Dealing With Difficult People

Posted February 7, 2010 under Socially Networking in Your Job Profession
Tags: , — contributor3 @ 3:58 am

Your hands are sweating; your stomach is in knots. Once again you need to sit down and discuss your project requirements document with that obnoxious team member. If you say left, they say right. But that’s OK because you put it off until the very end of the day.

You immersed yourself in other work and did not bother to think about this conversation. After all why waste time on a no-win situation? You are going to stop by their desk, tell them how it will be and then go home. But what if there were another way?

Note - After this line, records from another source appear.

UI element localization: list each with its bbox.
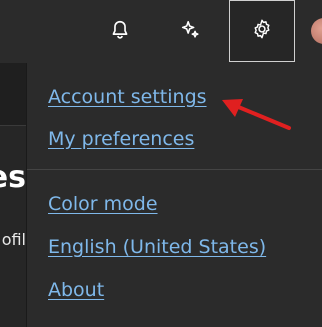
sparkle-icon xyxy=(179,19,201,45)
menu-item-account-settings[interactable]: Account settings xyxy=(48,85,207,109)
page-divider xyxy=(0,125,26,126)
avatar[interactable] xyxy=(311,18,322,44)
page-title-fragment: es xyxy=(0,160,26,195)
notifications-button[interactable] xyxy=(88,0,152,63)
top-bar xyxy=(0,0,322,63)
settings-button[interactable] xyxy=(229,0,295,62)
gear-icon xyxy=(251,18,273,44)
screen: es ofil Account settings My preferences … xyxy=(0,0,322,327)
settings-dropdown-menu: Account settings My preferences Color mo… xyxy=(26,63,322,327)
copilot-button[interactable] xyxy=(158,0,222,63)
page-text-fragment: ofil xyxy=(1,230,26,249)
menu-item-my-preferences[interactable]: My preferences xyxy=(48,127,194,151)
menu-item-about[interactable]: About xyxy=(48,278,104,302)
menu-divider xyxy=(27,169,322,170)
menu-item-language[interactable]: English (United States) xyxy=(48,235,266,259)
menu-item-color-mode[interactable]: Color mode xyxy=(48,192,158,216)
page-header-strip xyxy=(0,63,26,125)
bell-icon xyxy=(109,19,131,45)
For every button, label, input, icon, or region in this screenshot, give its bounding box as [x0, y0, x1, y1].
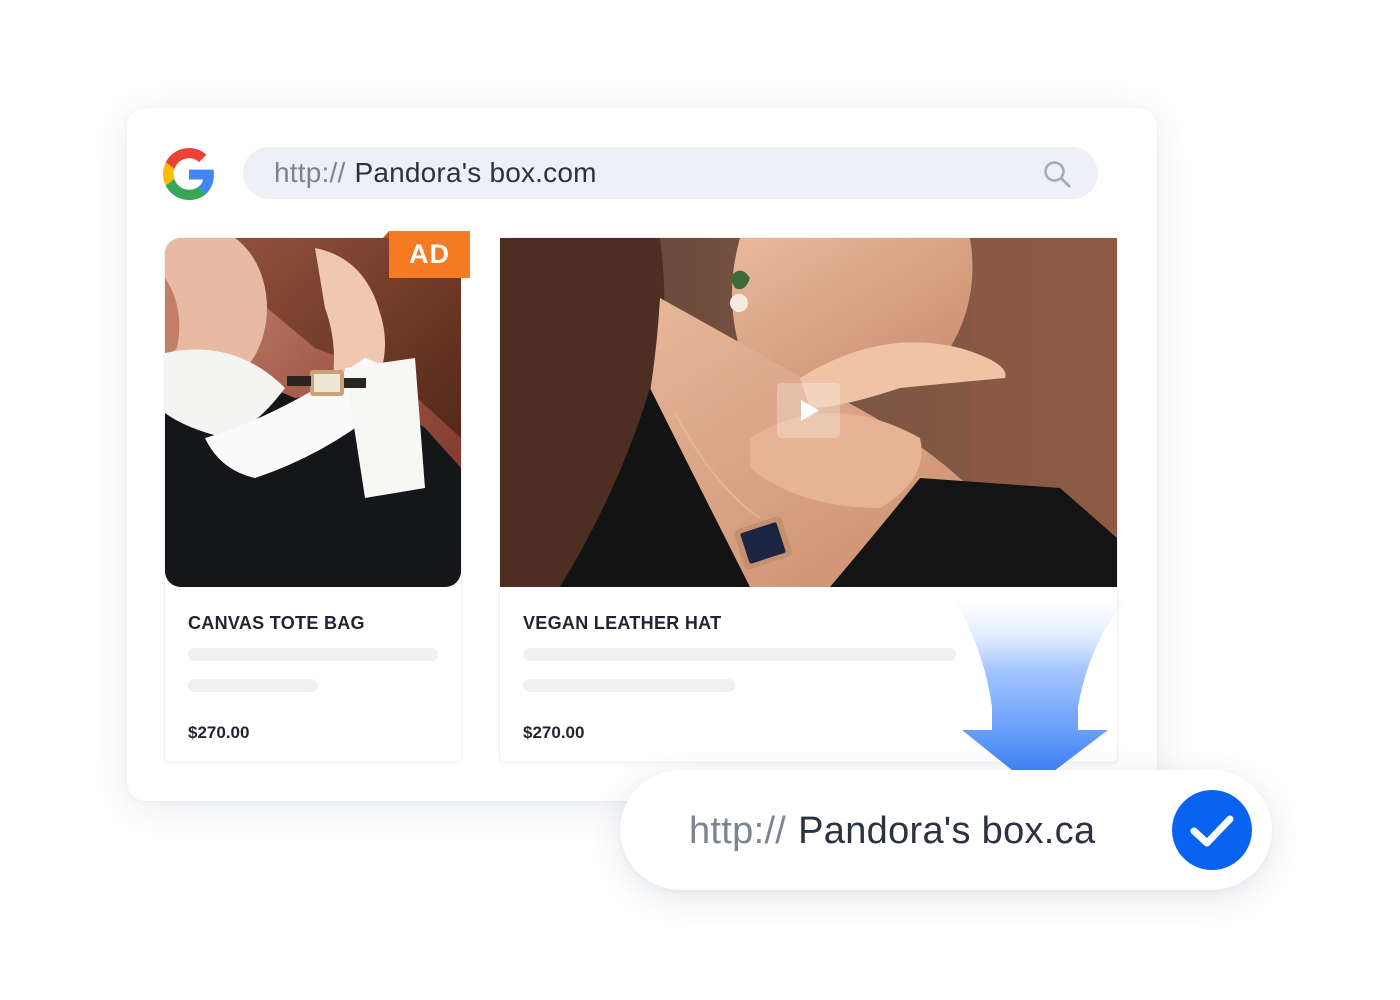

It is not likely that the difficult person is going to change for you, but you can change the way the two of you interact. You can take more control of the situation and work towards a positive outcome.

Consider this approach:

  • In advance prepare for the conversation. Identify what you hope to gain from the interaction and begin with this end in mind.
  • You need to be flexible; do not be so focused on your end goal that you cannot take a detour in the conversation. This detour may help you understand the perspective of your difficult person.
  • You need to select a time that is convenient to both of you. A time when you can both listen and exchange information without additional pressures or distractions.
  • Listen carefully; really listen to what they are saying. If they say something like, ‘I cannot do that’ or ‘that will not work’; ask them why. Whatever issue they have may not be about you. Try to get the real problem out in the open.
  • You need to maintain emotional objectivity. Remember, whatever drives them to be difficult is about them, not about you.
  • An individual who is upset may become defensive and verbally attack you. Stay calm, take a deep breath and pause before responding.

If the discussion gets too heated, recommend that you both take some time to cool off. Then agree upon a time when you will reconvene. No matter how difficult, deal with the situation. Agree to stick with the situation until you have both been able to understand one another. You do not have to agree, but you want to work toward a relationship where you can respect each other as individuals and professionals.